Biographies Interviews Judges


Maria Przełomiec Journalist

'I would like to read something new'

Maria, you have covered events in post-Soviet countries for around twenty years - firstly, from 1990-2006 as a correspondent for the BBC in Poland, and today as the author and presenter of Studio Wschód’- a TVP series that analyses socio-political situations in post-Soviet countries.  What do you think are the most important issues for coverage? What events have caught your attention?                                  

Unfortunately, they are mostly related to politics. I’m a journalist and I should report on what concerns people. And the reasons that I have come across in Belarus are purely political – elections, the referendum of 1996. I first visited Belarus in March 1991 when there were the first strikes, and since then, I’ve regularly visited Belarus but always in connection with the presidential or parliamentary elections, or events connected with elections, as well as anti-Lukashenko demonstrations. Unfortunately I haven’t yet been able to go to Belarus to simply admire nature or its history.

The last topic that I covered in my programme was the ‘West 2013’ military exercises. TVP was the only western TV station which attended this manoeuvre. We approached the Belarusian embassy for an invitation, we really didn’t think that they would issue us one.

Why do you think that Polish media write more about Belarus than media in other countries? If we acknowledge the obvious fact that Poland and Belarus are neighbours, why else do you think that Poland is particularly sensitive to Belarusian issues?

Yes, it’s true that Belarus’ neighbours – for example, Lithuania and Poland – seem to be the most interested in Belarusian issues of all EU countries. Beyond being neighbours, I think that shared history plays an important role – there are strong family ties because many Poles are of Belarusian origin. For example, my family was a noble family that lived in Belarus for 600 years and had an estate not far from Slonim. But I think that Belarus is also of interest to Polish media because Belarus is the last dictatorship of Europe. This also has its place.

What topics are most popular in Polish media regarding Belarus? Are there any dominant stereotypes?

Obviously politics, human rights, and the Belarusian opposition, but also the Independent Union of Poles in Belarus, and Polish journalists who work in Belarus, such as Andrzej Poczobut [SBIO: A Gazeta Wyborcza correspondent who has been arrested in Belarus more than a dozen times, and received libel charges]. Unfortunately there are not so many articles about tourism, about nature in Belarus, or even about its very interesting history. The topic which interests the Polish media the most is politics.

Regarding stereotypes, I don’t know if this is a stereotype or not, but you can often read that the majority of Belarusians are not interested in history. That history started from the second world war. That for the average Belarusian, the most important thing is that ‘at least there is no war’, and that it is irrelevant to many whether Lukashenko is in power or not. I certainly hope that these are stereotypes.

You are on the judging panel of the international journalism competition ‘Belarus in Focus 2013’. Articles will be about various topics and present different points of view. What qualities will you be looking for in articles?

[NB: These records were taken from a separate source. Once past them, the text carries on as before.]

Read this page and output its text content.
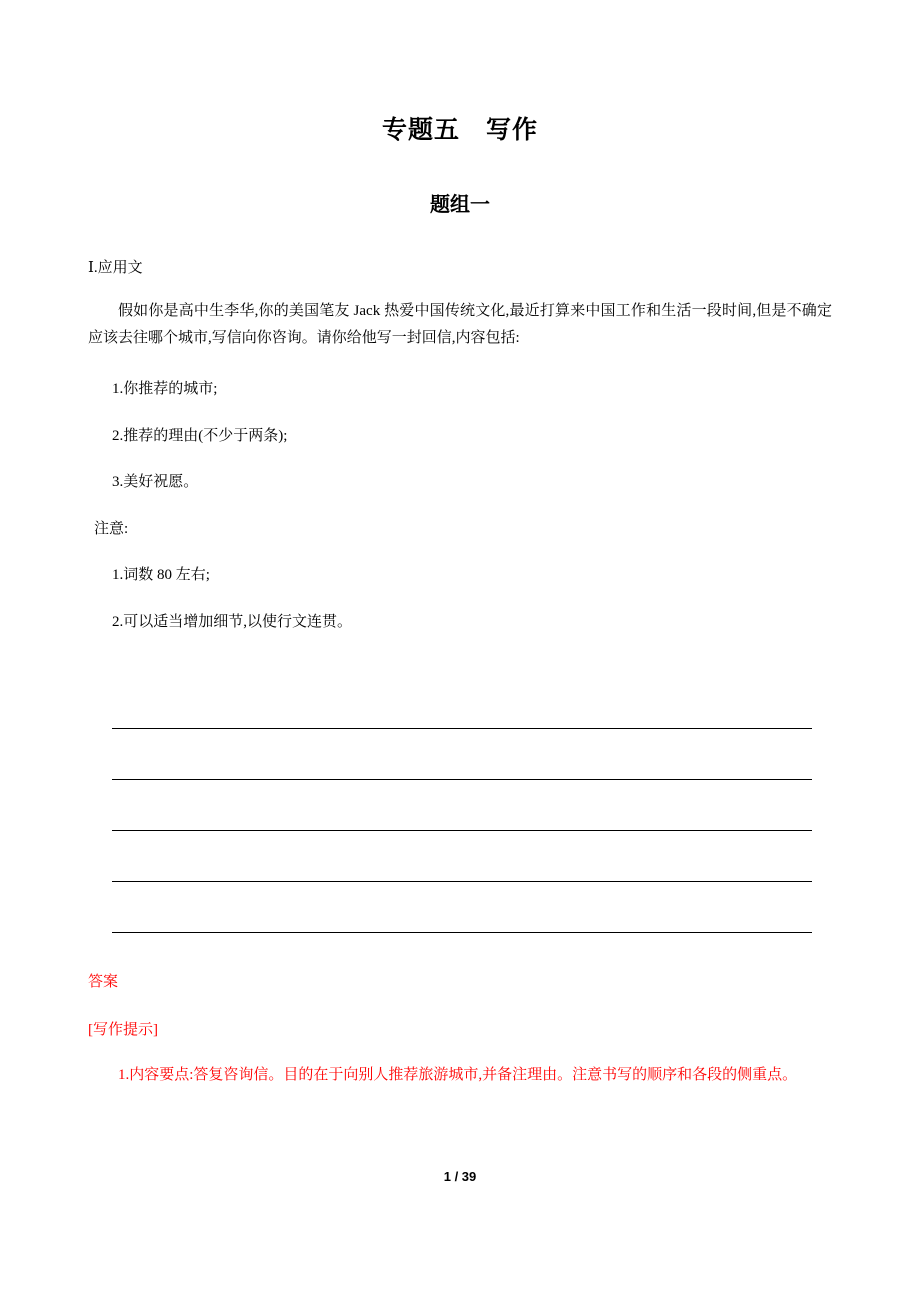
专题五　写作
题组一

Ⅰ.应用文

假如你是高中生李华,你的美国笔友 Jack 热爱中国传统文化,最近打算来中国工作和生活一段时间,但是不确定应该去往哪个城市,写信向你咨询。请你给他写一封回信,内容包括:

1.你推荐的城市;

2.推荐的理由(不少于两条);

3.美好祝愿。

注意:

1.词数 80 左右;

2.可以适当增加细节,以使行文连贯。

答案

[写作提示]

1.内容要点:答复咨询信。目的在于向别人推荐旅游城市,并备注理由。注意书写的顺序和各段的侧重点。

1 / 39
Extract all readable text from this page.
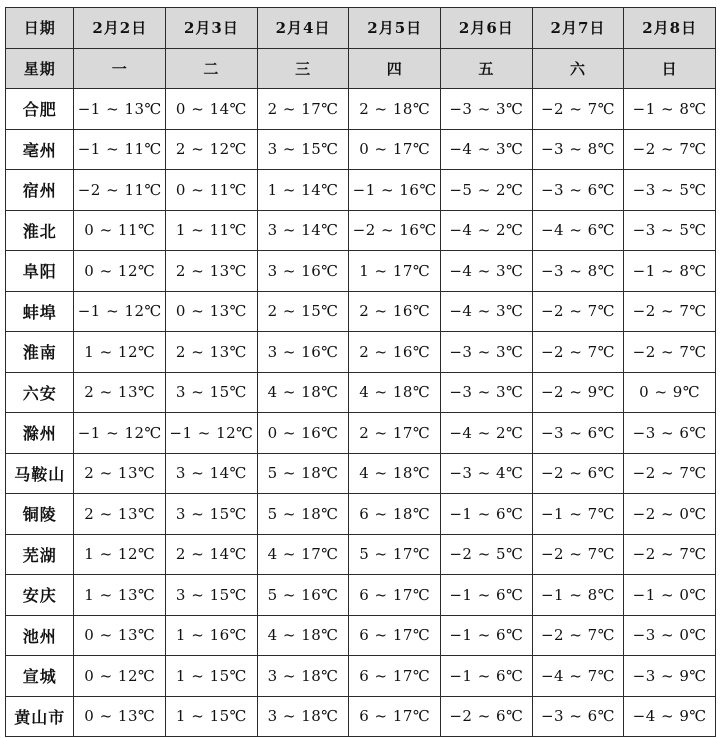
日期	2月2日	2月3日	2月4日	2月5日	2月6日	2月7日	2月8日
星期	一	二	三	四	五	六	日
合肥	−1 ~ 13℃	0 ~ 14℃	2 ~ 17℃	2 ~ 18℃	−3 ~ 3℃	−2 ~ 7℃	−1 ~ 8℃
亳州	−1 ~ 11℃	2 ~ 12℃	3 ~ 15℃	0 ~ 17℃	−4 ~ 3℃	−3 ~ 8℃	−2 ~ 7℃
宿州	−2 ~ 11℃	0 ~ 11℃	1 ~ 14℃	−1 ~ 16℃	−5 ~ 2℃	−3 ~ 6℃	−3 ~ 5℃
淮北	0 ~ 11℃	1 ~ 11℃	3 ~ 14℃	−2 ~ 16℃	−4 ~ 2℃	−4 ~ 6℃	−3 ~ 5℃
阜阳	0 ~ 12℃	2 ~ 13℃	3 ~ 16℃	1 ~ 17℃	−4 ~ 3℃	−3 ~ 8℃	−1 ~ 8℃
蚌埠	−1 ~ 12℃	0 ~ 13℃	2 ~ 15℃	2 ~ 16℃	−4 ~ 3℃	−2 ~ 7℃	−2 ~ 7℃
淮南	1 ~ 12℃	2 ~ 13℃	3 ~ 16℃	2 ~ 16℃	−3 ~ 3℃	−2 ~ 7℃	−2 ~ 7℃
六安	2 ~ 13℃	3 ~ 15℃	4 ~ 18℃	4 ~ 18℃	−3 ~ 3℃	−2 ~ 9℃	0 ~ 9℃
滁州	−1 ~ 12℃	−1 ~ 12℃	0 ~ 16℃	2 ~ 17℃	−4 ~ 2℃	−3 ~ 6℃	−3 ~ 6℃
马鞍山	2 ~ 13℃	3 ~ 14℃	5 ~ 18℃	4 ~ 18℃	−3 ~ 4℃	−2 ~ 6℃	−2 ~ 7℃
铜陵	2 ~ 13℃	3 ~ 15℃	5 ~ 18℃	6 ~ 18℃	−1 ~ 6℃	−1 ~ 7℃	−2 ~ 0℃
芜湖	1 ~ 12℃	2 ~ 14℃	4 ~ 17℃	5 ~ 17℃	−2 ~ 5℃	−2 ~ 7℃	−2 ~ 7℃
安庆	1 ~ 13℃	3 ~ 15℃	5 ~ 16℃	6 ~ 17℃	−1 ~ 6℃	−1 ~ 8℃	−1 ~ 0℃
池州	0 ~ 13℃	1 ~ 16℃	4 ~ 18℃	6 ~ 17℃	−1 ~ 6℃	−2 ~ 7℃	−3 ~ 0℃
宣城	0 ~ 12℃	1 ~ 15℃	3 ~ 18℃	6 ~ 17℃	−1 ~ 6℃	−4 ~ 7℃	−3 ~ 9℃
黄山市	0 ~ 13℃	1 ~ 15℃	3 ~ 18℃	6 ~ 17℃	−2 ~ 6℃	−3 ~ 6℃	−4 ~ 9℃
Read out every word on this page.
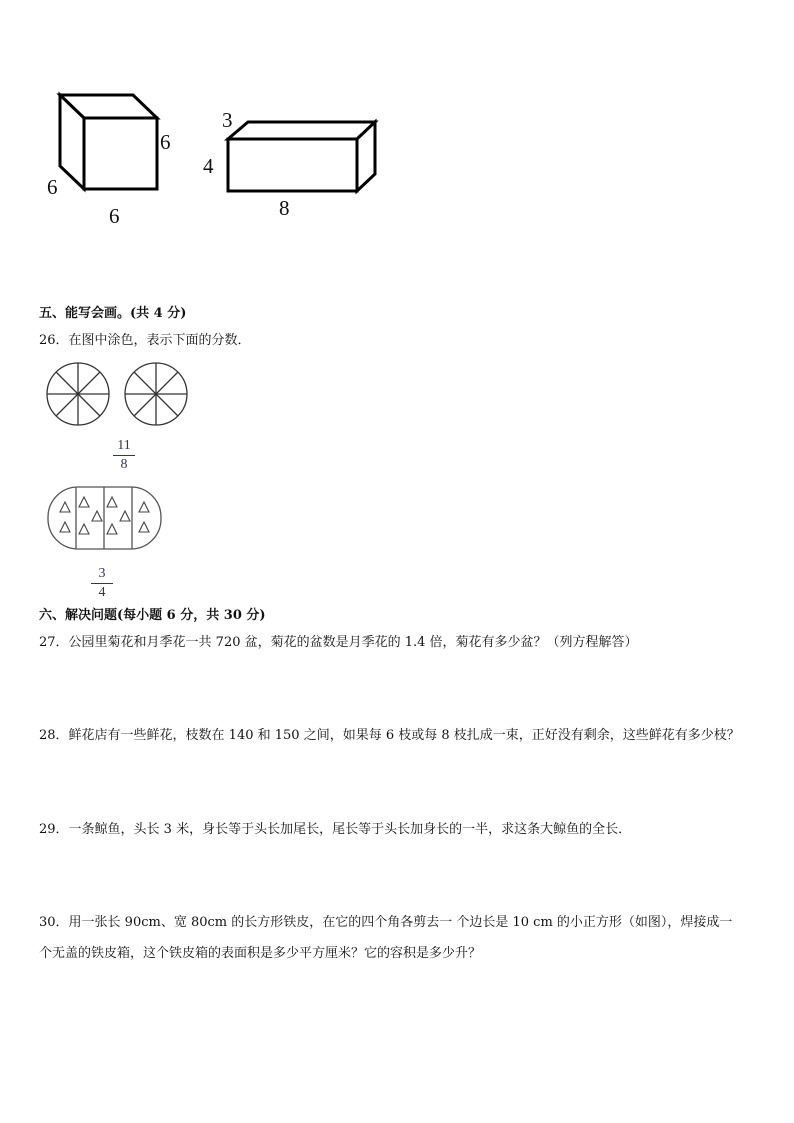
6
6
6
3
4
8
五、能写会画。(共 4 分)
26．在图中涂色，表示下面的分数．
11
8
3
4
六、解决问题(每小题 6 分，共 30 分)
27．公园里菊花和月季花一共 720 盆，菊花的盆数是月季花的 1.4 倍，菊花有多少盆？（列方程解答）
28．鲜花店有一些鲜花，枝数在 140 和 150 之间，如果每 6 枝或每 8 枝扎成一束，正好没有剩余，这些鲜花有多少枝？
29．一条鲸鱼，头长 3 米，身长等于头长加尾长，尾长等于头长加身长的一半，求这条大鲸鱼的全长．
30．用一张长 90cm、宽 80cm 的长方形铁皮，在它的四个角各剪去一 个边长是 10 cm 的小正方形（如图），焊接成一
个无盖的铁皮箱，这个铁皮箱的表面积是多少平方厘米？它的容积是多少升？
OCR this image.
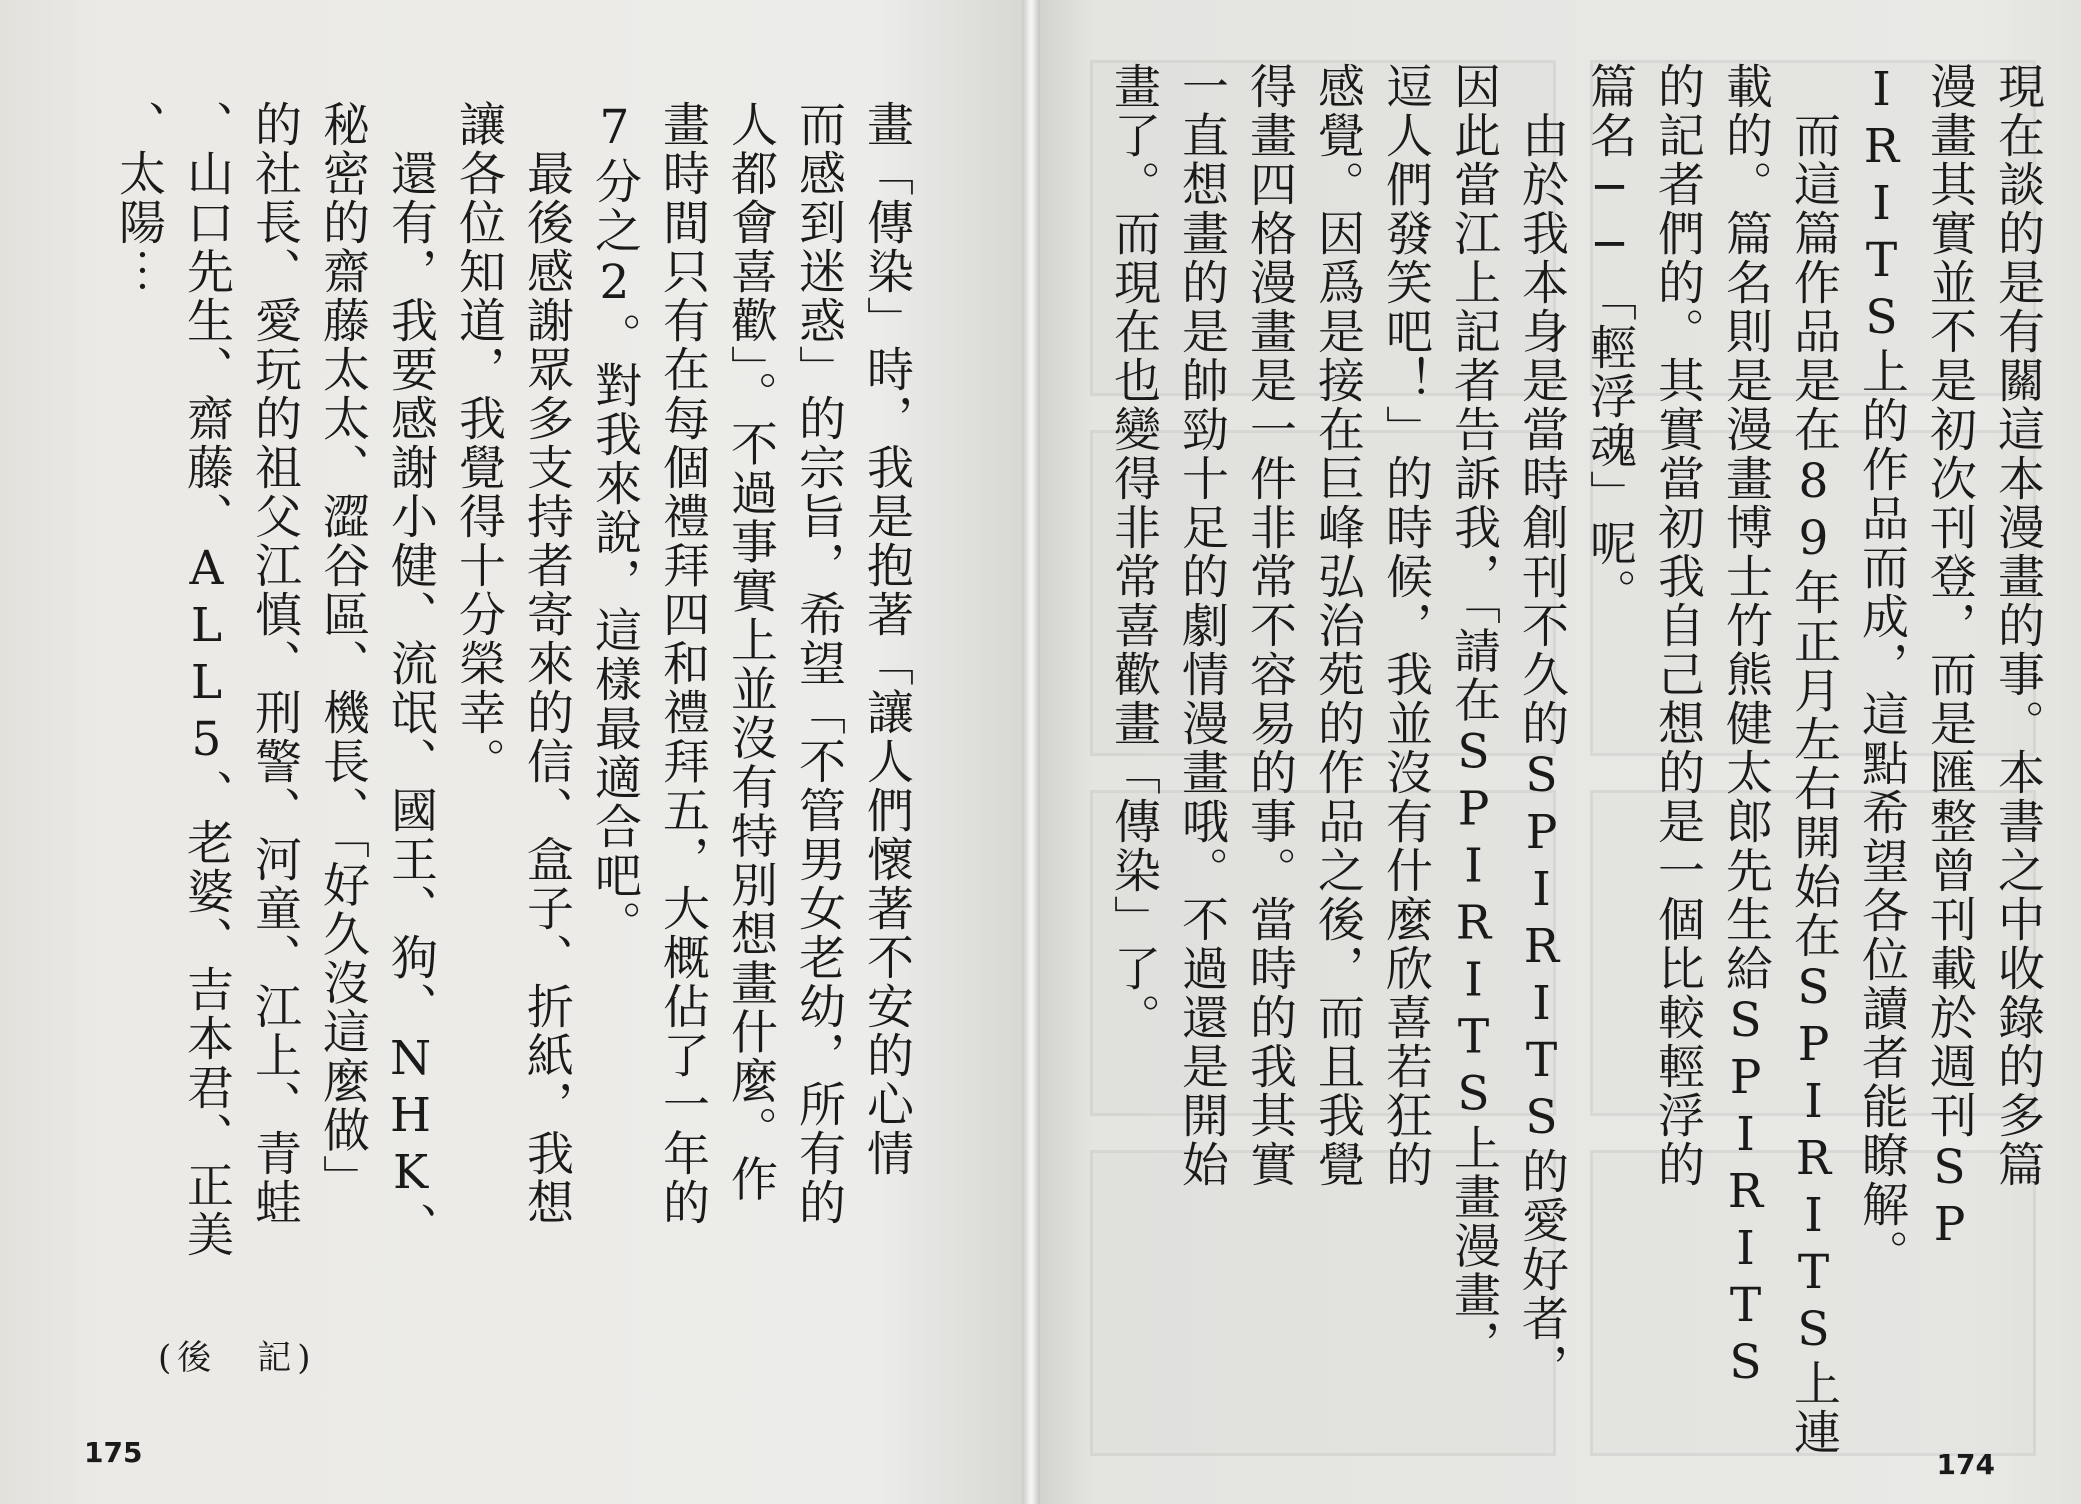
畫「傳染」時，我是抱著「讓人們懷著不安的心情

而感到迷惑」的宗旨，希望「不管男女老幼，所有的

人都會喜歡」。不過事實上並沒有特別想畫什麼。作

畫時間只有在每個禮拜四和禮拜五，大概佔了一年的

7分之2。對我來說，這樣最適合吧。

　最後感謝眾多支持者寄來的信、盒子、折紙，我想

讓各位知道，我覺得十分榮幸。

　還有，我要感謝小健、流氓、國王、狗、NHK、

秘密的齋藤太太、澀谷區、機長、「好久沒這麼做」

的社長、愛玩的祖父江慎、刑警、河童、江上、青蛙

、山口先生、齋藤、ALL5、老婆、吉本君、正美

、太陽⋯

(後　記)
175

現在談的是有關這本漫畫的事。本書之中收錄的多篇

漫畫其實並不是初次刊登，而是匯整曾刊載於週刊SP

IRITS上的作品而成，這點希望各位讀者能瞭解。

　而這篇作品是在89年正月左右開始在SPIRITS上連

載的。篇名則是漫畫博士竹熊健太郎先生給SPIRITS

的記者們的。其實當初我自己想的是一個比較輕浮的

篇名──「輕浮魂」呢。

　由於我本身是當時創刊不久的SPIRITS的愛好者，

因此當江上記者告訴我，「請在SPIRITS上畫漫畫，

逗人們發笑吧！」的時候，我並沒有什麼欣喜若狂的

感覺。因爲是接在巨峰弘治苑的作品之後，而且我覺

得畫四格漫畫是一件非常不容易的事。當時的我其實

一直想畫的是帥勁十足的劇情漫畫哦。不過還是開始

畫了。而現在也變得非常喜歡畫「傳染」了。

174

You know, the most difficult part of a journalist’s work is maintaining an objective point of view in order to write the truth. It’s hard, I know from experience. Perhaps not so much even objectivity as the truth. I think that truth is what matters most for articles not to be full of stereotypes, and to show something new. I know that it is very difficult to write something new about Belarus because it appears that the situation is not changing at all, and if it does change, then it is only by a little bit, even imperceptibly. I would like to see something that I don’t already know in the articles. Not necessarily politics, perhaps nature, perhaps history, perhaps a human story.

And finally, how would you describe Belarus in three words?

If I can, I’d like to describe it in four words:  Good people, pitiful country. ‘Pitiful’ in the sense that I feel sorry to look at it today.